Buyers could find your landing page either via paid or organic search. Most would use the same landing page. Here’s why you shouldn’t.
If the landing page ranks high for a term, and you get a lot of organic action, a buyer may tend to have a bit more trust. After all, Google and other search engines find the content valuable because it’s never easy to rank on the first page organically. In this situation, you could use a content offer and just request an email address, but you could also go ahead and offer a demo, quote, or consultation depending on your line of business.
However, this wouldn’t be appropriate for paid search. Most users understand that search ads are just that–advertisements. To offer the demo, quote, or consultation would be terribly presumptuous. Most likely, the buyer is in the initial stages of discovery. If they do click on a paid ad, make the landing page a “safe” place that’s not too aggressive. Content offers work better here. To test the theory, try different offers and see which has the best conversions and lowest bounce rate.
Overdesign Ruins Simplicity and Clarity
When designing your landing page, keep in mind conversion-centered design. This approach has seven principles that when used appropriately will have your landing pages converting. The biggest takeaway is to keep your buyer focused. Be simple in design and remove distractions like menus and large footers.

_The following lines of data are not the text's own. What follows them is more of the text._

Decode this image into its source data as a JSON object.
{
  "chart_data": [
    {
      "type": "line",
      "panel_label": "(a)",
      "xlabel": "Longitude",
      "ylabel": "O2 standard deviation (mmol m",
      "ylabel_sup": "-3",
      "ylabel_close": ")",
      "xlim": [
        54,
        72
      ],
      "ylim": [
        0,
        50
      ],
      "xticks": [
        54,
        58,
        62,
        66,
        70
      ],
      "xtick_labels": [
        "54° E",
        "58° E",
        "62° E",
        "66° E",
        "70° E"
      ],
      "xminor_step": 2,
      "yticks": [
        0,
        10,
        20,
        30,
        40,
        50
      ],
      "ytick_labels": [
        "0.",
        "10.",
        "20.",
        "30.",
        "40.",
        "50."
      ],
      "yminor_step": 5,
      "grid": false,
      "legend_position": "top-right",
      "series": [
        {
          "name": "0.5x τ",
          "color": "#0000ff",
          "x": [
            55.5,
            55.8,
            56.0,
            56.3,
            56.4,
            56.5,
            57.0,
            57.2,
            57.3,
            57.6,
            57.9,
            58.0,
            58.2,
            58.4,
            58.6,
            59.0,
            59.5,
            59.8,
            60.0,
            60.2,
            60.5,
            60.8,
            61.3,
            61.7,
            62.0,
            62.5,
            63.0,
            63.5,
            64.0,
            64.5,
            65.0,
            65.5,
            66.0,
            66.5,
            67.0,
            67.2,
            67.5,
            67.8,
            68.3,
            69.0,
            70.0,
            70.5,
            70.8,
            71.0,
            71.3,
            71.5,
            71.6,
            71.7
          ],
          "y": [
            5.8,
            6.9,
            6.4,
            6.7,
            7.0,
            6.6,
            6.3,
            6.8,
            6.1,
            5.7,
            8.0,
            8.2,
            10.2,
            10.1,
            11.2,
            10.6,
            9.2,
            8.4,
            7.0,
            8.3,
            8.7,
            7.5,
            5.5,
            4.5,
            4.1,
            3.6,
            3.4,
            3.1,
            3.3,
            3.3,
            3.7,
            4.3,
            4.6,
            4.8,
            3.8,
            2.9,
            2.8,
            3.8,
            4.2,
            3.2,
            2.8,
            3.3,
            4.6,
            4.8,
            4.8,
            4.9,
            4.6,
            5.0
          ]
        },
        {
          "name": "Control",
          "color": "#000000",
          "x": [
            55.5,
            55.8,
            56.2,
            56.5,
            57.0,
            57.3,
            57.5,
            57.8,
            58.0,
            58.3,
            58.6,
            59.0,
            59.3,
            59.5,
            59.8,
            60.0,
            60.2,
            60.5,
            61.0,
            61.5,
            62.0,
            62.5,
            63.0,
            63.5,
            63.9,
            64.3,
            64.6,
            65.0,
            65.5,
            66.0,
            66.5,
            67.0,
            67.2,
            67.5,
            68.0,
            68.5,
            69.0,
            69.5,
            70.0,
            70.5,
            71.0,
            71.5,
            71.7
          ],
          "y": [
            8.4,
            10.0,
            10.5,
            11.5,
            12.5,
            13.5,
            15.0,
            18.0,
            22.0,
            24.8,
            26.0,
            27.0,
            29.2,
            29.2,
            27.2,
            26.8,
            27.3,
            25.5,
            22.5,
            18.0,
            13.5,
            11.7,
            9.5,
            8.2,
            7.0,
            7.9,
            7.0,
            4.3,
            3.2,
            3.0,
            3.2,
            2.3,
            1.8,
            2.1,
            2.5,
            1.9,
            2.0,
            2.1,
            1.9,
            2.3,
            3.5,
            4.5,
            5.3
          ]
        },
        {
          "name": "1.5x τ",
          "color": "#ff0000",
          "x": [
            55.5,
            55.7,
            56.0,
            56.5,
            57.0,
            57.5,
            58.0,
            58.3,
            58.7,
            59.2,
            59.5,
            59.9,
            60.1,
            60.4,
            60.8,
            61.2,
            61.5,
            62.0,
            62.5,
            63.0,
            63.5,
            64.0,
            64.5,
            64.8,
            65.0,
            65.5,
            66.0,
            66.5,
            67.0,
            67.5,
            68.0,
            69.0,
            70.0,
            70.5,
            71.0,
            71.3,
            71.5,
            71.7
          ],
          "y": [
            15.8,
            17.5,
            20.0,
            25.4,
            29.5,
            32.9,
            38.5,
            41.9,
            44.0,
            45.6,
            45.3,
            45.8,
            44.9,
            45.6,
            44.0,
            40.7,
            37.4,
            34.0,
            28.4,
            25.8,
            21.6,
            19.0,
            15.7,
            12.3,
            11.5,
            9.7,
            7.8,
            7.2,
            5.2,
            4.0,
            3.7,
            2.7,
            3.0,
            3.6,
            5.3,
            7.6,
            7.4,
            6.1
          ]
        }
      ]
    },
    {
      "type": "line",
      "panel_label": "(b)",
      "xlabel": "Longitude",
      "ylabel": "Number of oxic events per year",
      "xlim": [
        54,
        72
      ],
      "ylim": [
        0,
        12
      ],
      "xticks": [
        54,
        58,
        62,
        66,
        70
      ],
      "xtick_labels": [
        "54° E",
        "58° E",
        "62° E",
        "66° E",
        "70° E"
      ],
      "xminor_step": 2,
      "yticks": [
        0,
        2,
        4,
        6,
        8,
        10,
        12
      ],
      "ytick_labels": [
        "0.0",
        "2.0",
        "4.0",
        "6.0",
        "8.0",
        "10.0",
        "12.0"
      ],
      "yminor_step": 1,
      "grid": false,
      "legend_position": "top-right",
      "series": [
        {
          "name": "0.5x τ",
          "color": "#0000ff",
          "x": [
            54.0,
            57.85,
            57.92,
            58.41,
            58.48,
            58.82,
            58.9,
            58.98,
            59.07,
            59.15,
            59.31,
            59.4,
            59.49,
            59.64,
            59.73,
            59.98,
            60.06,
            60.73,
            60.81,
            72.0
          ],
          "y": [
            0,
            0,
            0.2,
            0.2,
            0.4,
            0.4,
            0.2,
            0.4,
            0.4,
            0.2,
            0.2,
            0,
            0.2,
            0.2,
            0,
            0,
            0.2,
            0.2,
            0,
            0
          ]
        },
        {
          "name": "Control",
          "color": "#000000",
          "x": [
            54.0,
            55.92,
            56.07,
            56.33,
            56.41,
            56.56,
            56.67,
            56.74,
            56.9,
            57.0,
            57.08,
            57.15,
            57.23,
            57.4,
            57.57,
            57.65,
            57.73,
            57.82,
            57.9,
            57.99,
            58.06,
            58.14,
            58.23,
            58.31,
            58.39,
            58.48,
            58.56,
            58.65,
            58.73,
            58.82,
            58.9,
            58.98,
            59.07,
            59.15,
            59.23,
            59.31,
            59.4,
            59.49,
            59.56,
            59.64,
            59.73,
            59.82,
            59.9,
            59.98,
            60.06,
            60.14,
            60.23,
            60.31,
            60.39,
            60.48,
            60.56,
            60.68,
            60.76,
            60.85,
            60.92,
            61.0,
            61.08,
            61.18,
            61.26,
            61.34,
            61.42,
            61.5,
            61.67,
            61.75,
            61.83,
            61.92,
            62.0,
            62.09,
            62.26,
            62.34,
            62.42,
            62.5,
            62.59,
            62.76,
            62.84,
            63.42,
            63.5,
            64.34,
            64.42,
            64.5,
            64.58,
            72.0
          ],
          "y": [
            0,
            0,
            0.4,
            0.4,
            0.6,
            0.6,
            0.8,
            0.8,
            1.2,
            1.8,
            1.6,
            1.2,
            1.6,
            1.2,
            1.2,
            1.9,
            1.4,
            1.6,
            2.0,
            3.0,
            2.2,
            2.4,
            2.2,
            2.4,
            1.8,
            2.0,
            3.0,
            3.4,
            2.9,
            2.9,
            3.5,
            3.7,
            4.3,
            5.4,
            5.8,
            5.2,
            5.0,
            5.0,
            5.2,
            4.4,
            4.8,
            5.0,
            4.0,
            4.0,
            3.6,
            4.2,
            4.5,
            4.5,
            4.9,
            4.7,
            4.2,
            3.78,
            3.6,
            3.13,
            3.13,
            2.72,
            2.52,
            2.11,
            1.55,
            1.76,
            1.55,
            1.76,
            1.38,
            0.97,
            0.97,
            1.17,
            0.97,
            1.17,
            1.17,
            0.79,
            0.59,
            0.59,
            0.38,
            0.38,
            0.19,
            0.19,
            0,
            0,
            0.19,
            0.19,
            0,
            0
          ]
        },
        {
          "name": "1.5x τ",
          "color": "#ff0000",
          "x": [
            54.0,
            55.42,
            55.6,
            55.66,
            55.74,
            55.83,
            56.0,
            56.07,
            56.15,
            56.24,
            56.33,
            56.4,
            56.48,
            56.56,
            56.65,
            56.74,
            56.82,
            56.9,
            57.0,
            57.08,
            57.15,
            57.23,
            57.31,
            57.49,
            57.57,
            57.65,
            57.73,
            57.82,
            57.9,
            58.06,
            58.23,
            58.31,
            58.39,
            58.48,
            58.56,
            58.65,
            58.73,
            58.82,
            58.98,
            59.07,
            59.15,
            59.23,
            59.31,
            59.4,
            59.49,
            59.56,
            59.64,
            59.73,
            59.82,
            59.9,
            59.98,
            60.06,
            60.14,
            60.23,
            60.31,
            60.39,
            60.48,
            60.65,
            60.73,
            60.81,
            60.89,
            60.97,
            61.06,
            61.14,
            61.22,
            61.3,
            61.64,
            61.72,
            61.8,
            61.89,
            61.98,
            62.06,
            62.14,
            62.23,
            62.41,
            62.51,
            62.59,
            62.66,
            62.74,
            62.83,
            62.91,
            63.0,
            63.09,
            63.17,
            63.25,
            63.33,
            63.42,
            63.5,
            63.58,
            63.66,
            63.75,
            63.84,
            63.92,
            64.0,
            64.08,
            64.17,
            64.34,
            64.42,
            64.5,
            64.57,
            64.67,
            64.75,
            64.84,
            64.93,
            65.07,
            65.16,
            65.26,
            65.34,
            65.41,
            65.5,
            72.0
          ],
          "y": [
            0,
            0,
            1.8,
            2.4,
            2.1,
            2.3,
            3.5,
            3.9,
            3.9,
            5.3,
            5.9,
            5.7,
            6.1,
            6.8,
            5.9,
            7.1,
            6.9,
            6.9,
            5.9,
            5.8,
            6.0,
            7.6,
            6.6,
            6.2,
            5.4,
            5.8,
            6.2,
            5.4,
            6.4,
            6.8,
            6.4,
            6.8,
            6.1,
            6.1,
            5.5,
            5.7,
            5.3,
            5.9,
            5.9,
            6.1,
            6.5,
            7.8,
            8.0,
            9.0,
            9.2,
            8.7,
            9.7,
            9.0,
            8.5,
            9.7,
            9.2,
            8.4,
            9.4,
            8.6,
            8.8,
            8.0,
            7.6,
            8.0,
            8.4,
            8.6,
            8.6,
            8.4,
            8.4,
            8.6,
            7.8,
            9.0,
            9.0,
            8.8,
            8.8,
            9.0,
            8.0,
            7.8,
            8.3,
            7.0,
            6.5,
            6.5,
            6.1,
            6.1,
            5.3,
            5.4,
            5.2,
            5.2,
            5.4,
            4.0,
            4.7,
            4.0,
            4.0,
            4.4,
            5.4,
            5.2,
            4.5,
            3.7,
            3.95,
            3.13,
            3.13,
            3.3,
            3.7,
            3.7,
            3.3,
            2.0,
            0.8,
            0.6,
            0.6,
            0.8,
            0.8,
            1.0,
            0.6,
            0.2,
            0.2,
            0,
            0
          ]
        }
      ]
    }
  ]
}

When a user lands on your page, he/she will scan, not read. You only have a few seconds to show value. The user needs to know immediately what the offer is and why does it matter. Include a clear headline with bullet-pointed benefits. For the design, remain true to your brand and stay away from anything that would divert attention from the message. White space is your friend here. Use it purposefully.
Weak Language Will Make Buyers Unsure, Too
Landing pages are all about persuasion. In being persuasive, it’s not about how awesome your brand is but rather why what you do or what you’re offering will make the buyer’s life easier.
Strong language resonates with audiences. Watering down language comes off as being unsure and confusing, which isn’t a feeling you want your user to experience. Here’s an example:
It really is that simple. Learn how our solution can change the way you work.
We’ve tried hard to remove the challenges in the process. Learn more now.
There is a significant difference between these statements. The first is confident yet genuine. The second is unsure. Your visitor may be thinking “they tried?” If your language doesn’t state how you’re solving the problem, then you’re not solving it.
Ready to Clear Up Those Mistakes?
Now that we’ve reviewed the five biggest mistakes and how to avoid them, it’s time to put it into action. It’s time to make some changes, although, it’s a good idea to make them incrementally so you know which changes had the most impact.